In searching for guidance on how to create an effective webinar, she came across Udemy. She was impressed with how much information she could access at an affordable price. Ordinarily, to get this depth of training, she’d “go somewhere in town, spend the whole afternoon, take notes, try to remember everything, and then that’s the end of course.” She much preferred being able to go back, rewatch lectures, and ask questions on Udemy.
The convenience and flexibility of Udemy got her thinking. Her past experiences with webinars weren’t actually that great. She felt pressured to perform for an hour and make every second valuable. It was also hard to find the optimal schedule so participants located in many different time zones could attend. Like all of us, she’d registered for webinars herself only to be unavailable to join at the appointed hour.
Discovering the Udemy approach was an “aha” moment for Hayley, a novice to online learning. She was accustomed to accountancy training, which followed a set syllabus and used fairly dry content. “Being able to take the courses on your own schedule is a really powerful thing,” she says now. She also appreciates that Udemy’s courses are skills-based, not academic, and immediately relevant to her professional work. She liked being able to choose from various instructors, each with their personal view and experience on a topic.
Hayley was NOT a newbie to leading a training session, however. She spent 25 years as financial controller at a huge pharmaceutical company and gave a lot of presentations to her department. When she decided to switch from creating a webinar to creating a Udemy course, she felt pretty confident about developing the content but was less sure of the technical aspects. She was relieved to find lots of support in Udemy’s private Facebook group for instructors. “If I did this in isolation, I would have had no one to ask,” she says, “but on Facebook, I could ask about my audio and video quality before doing the whole course, and someone would always answer.”
There are big advantages to teaching online compared with Hayley’s previous corporate training and webinar experiences. First, instead of being in the hot seat for an hour in real time, she can pace herself and think through her content carefully. She can also go back and edit her videos to make sure she gets her points across effectively.

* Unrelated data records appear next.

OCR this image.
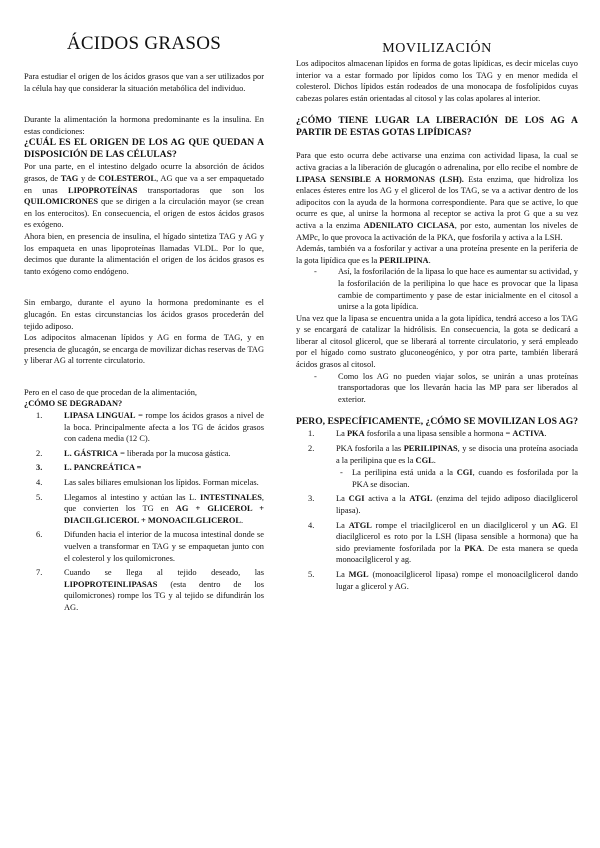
ÁCIDOS GRASOS

Para estudiar el origen de los ácidos grasos que van a ser utilizados por la célula hay que considerar la situación metabólica del individuo.

Durante la alimentación la hormona predominante es la insulina. En estas condiciones:

¿CUÁL ES EL ORIGEN DE LOS AG QUE QUEDAN A DISPOSICIÓN DE LAS CÉLULAS?

Por una parte, en el intestino delgado ocurre la absorción de ácidos grasos, de TAG y de COLESTEROL, AG que va a ser empaquetado en unas LIPOPROTEÍNAS transportadoras que son los QUILOMICRONES que se dirigen a la circulación mayor (se crean en los enterocitos). En consecuencia, el origen de estos ácidos grasos es exógeno.

Ahora bien, en presencia de insulina, el hígado sintetiza TAG y AG y los empaqueta en unas lipoproteínas llamadas VLDL. Por lo que, decimos que durante la alimentación el origen de los ácidos grasos es tanto exógeno como endógeno.

Sin embargo, durante el ayuno la hormona predominante es el glucagón. En estas circunstancias los ácidos grasos procederán del tejido adiposo.

Los adipocitos almacenan lípidos y AG en forma de TAG, y en presencia de glucagón, se encarga de movilizar dichas reservas de TAG y liberar AG al torrente circulatorio.

Pero en el caso de que procedan de la alimentación,

¿CÓMO SE DEGRADAN?
1.	LIPASA LINGUAL = rompe los ácidos grasos a nivel de la boca. Principalmente afecta a los TG de ácidos grasos con cadena media (12 C).
2.	L. GÁSTRICA = liberada por la mucosa gástica.
3.	L. PANCREÁTICA =
4.	Las sales biliares emulsionan los lípidos. Forman micelas.
5.	Llegamos al intestino y actúan las L. INTESTINALES, que convierten los TG en AG + GLICEROL + DIACILGLICEROL + MONOACILGLICEROL.
6.	Difunden hacia el interior de la mucosa intestinal donde se vuelven a transformar en TAG y se empaquetan junto con el colesterol y los quilomicrones.
7.	Cuando se llega al tejido deseado, las LIPOPROTEINLIPASAS (esta dentro de los quilomicrones) rompe los TG y al tejido se difundirán los AG.
MOVILIZACIÓN

Los adipocitos almacenan lípidos en forma de gotas lipídicas, es decir micelas cuyo interior va a estar formado por lípidos como los TAG y en menor medida el colesterol. Dichos lípidos están rodeados de una monocapa de fosfolípidos cuyas cabezas polares están orientadas al citosol y las colas apolares al interior.

¿CÓMO TIENE LUGAR LA LIBERACIÓN DE LOS AG A PARTIR DE ESTAS GOTAS LIPÍDICAS?

Para que esto ocurra debe activarse una enzima con actividad lipasa, la cual se activa gracias a la liberación de glucagón o adrenalina, por ello recibe el nombre de LIPASA SENSIBLE A HORMONAS (LSH). Esta enzima, que hidroliza los enlaces ésteres entre los AG y el glicerol de los TAG, se va a activar dentro de los adipocitos con la ayuda de la hormona correspondiente. Para que se active, lo que ocurre es que, al unirse la hormona al receptor se activa la prot G que a su vez activa a la enzima ADENILATO CICLASA, por esto, aumentan los niveles de AMPc, lo que provoca la activación de la PKA, que fosforila y activa a la LSH.

Además, también va a fosforilar y activar a una proteína presente en la periferia de la gota lipídica que es la PERILIPINA.

-	Así, la fosforilación de la lipasa lo que hace es aumentar su actividad, y la fosforilación de la perilipina lo que hace es provocar que la lipasa cambie de compartimento y pase de estar inicialmente en el citosol a unirse a la gota lipídica.

Una vez que la lipasa se encuentra unida a la gota lipídica, tendrá acceso a los TAG y se encargará de catalizar la hidrólisis. En consecuencia, la gota se dedicará a liberar al citosol glicerol, que se liberará al torrente circulatorio, y será empleado por el hígado como sustrato gluconeogénico, y por otra parte, también liberará ácidos grasos al citosol.

-	Como los AG no pueden viajar solos, se unirán a unas proteínas transportadoras que los llevarán hacia las MP para ser liberados al exterior.
PERO, ESPECÍFICAMENTE, ¿CÓMO SE MOVILIZAN LOS AG?
1.	La PKA fosforila a una lipasa sensible a hormona = ACTIVA.
2.	PKA fosforila a las PERILIPINAS, y se disocia una proteína asociada a la perilipina que es la CGL.
- La perilipina está unida a la CGI, cuando es fosforilada por la PKA se disocian.
3.	La CGI activa a la ATGL (enzima del tejido adiposo diacilglicerol lipasa).
4.	La ATGL rompe el triacilglicerol en un diacilglicerol y un AG. El diacilglicerol es roto por la LSH (lipasa sensible a hormona) que ha sido previamente fosforilada por la PKA. De esta manera se queda monoacilglicerol y ag.
5.	La MGL (monoacilglicerol lipasa) rompe el monoacilglicerol dando lugar a glicerol y AG.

Hayley’s first course, “Learn Business Finance: Win More Work as a Business Coach,” launched January 2016. It’s worth noting that Hayley continues to support herself through her consultancy and didn’t become a Udemy instructor to make money. Her real motivation is to share important information with small businesses and help more of them learn how to manage their finances; that’s why she’s given away so many courses for free.
Hayley also wants to “get my expertise out there as much as I can,” and teaching on Udemy is a great way to raise her professional profile. The audience for her Udemy course isn’t the same as the one for her consulting business. Now she’s focused on the marketing side of being a Udemy instructor with activities like guest blogging; promoting her course in newsletters, her website, and social media; and building an email list.